- 1 Find the driftwood (this can be an adventure in itself, since it’s the perfect excuse to go to the beach, but you can also locate similar materials at a craft store).
- 2 Paint the driftwood … or don’t. It’s your call—the wood element further enhances that whole feng shui thing, and radiates a rustic Cali-boho vibe we love. We painted ours like a rainbow, check it out and go wild if you wish.
- 3 Paint the keys on one or both sides. When the wind knocks, the keys will make a surprisingly pretty, delicate sound—no banging or clanging like the clunky chimes of yore.
- 4 Tie as many pieces of twine as there are keys around the driftwood, leaving several inches to hang loose. Cut each piece at equal length and tie one key to each end.
The Sci Behind the DIY
Thank goodness for science when it comes to explaining things you can’t see! So, what causes wind? The short answer is ‘differences in atmospheric pressure’. When air moves from a higher to lower pressure area, it results in wind, which can move at all different speeds. Since our Earth is a rotating planet, it keeps wind moving in a side-to-side motion.

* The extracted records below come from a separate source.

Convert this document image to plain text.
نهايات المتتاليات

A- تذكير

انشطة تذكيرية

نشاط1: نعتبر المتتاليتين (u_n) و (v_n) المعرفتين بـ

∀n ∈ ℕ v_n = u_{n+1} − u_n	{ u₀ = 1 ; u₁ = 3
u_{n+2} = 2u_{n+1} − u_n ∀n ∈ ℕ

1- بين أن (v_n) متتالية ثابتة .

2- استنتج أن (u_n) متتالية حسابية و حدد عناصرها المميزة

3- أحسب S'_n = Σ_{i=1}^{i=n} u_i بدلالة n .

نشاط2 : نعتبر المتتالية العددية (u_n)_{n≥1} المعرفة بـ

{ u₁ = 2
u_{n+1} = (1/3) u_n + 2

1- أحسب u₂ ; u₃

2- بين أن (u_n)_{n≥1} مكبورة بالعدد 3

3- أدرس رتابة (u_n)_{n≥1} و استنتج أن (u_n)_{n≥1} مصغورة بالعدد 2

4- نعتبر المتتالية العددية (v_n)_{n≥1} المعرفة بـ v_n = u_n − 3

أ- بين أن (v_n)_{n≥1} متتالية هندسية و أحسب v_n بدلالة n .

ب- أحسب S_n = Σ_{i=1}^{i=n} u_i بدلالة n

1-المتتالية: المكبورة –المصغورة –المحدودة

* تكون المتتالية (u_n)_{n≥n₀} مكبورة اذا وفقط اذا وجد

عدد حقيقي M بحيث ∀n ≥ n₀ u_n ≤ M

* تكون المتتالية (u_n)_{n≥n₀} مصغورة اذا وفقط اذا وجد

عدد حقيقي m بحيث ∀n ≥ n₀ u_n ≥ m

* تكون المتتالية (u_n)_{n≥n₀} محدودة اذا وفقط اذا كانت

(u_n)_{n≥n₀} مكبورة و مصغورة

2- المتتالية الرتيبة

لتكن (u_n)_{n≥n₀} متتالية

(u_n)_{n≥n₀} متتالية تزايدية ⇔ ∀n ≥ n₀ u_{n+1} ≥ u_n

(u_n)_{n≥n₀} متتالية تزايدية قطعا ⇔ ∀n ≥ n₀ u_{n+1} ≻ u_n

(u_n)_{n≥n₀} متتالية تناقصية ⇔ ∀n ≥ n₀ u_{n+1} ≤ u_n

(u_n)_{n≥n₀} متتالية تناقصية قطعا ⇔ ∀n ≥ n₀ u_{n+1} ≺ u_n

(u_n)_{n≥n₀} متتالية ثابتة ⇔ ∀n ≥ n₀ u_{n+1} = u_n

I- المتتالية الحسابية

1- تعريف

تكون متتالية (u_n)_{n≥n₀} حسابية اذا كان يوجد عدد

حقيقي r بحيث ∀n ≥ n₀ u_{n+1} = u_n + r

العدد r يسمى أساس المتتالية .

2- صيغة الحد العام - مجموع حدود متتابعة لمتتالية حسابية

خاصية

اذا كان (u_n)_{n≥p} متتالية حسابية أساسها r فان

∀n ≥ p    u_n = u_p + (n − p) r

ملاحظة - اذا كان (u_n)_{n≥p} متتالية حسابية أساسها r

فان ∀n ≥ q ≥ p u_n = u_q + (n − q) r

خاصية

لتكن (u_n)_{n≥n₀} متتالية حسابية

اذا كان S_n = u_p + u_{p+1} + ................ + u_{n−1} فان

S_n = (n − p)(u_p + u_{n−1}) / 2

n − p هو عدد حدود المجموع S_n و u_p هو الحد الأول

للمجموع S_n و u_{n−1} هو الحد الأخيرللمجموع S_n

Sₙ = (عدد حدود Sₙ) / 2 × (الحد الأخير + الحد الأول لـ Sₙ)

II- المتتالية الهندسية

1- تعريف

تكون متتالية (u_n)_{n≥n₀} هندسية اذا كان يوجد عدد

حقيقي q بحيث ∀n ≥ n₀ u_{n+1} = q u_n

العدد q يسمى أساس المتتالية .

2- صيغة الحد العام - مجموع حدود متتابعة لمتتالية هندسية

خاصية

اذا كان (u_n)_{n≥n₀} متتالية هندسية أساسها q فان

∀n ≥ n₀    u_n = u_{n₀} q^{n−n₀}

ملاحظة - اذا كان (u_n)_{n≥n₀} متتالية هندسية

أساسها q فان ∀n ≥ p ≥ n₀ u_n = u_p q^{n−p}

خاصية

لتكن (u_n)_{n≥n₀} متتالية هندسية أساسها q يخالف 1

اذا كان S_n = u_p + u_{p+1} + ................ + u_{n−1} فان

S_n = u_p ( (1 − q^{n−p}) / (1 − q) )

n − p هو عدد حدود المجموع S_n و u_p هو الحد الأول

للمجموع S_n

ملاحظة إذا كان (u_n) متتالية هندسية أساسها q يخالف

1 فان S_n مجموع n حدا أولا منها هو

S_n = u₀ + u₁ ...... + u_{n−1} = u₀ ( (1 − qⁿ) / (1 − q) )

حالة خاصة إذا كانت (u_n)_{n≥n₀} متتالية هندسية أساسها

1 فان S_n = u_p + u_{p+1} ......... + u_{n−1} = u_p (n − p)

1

The lengths and placement of tubes (instead of keys) in a real windchime are much more precise, of course. Although they appear to dangle randomly at different lengths, they’re carefully placed to touch each other where each pipe will vibrate the most. This spot of vibration is referred to as an anti-node, and it resonates clear and pure (an anti-node lives in the center of each pipe and at the ends). The placement of strings, which typically connect where pipes vibrate most, also help to make the windchime a very relaxing, high-precision instrument.
In a nutshell, this project is as rewarding as it is fun. Simply step outside with your morning orange juice and feel ahhhhmazing in the presence of your windchime until the fam realizes you’re missing and someone screams “Mooooooooooooommmmmmmmmm!”
Which is laughably just one letter off from Ommmmmmm.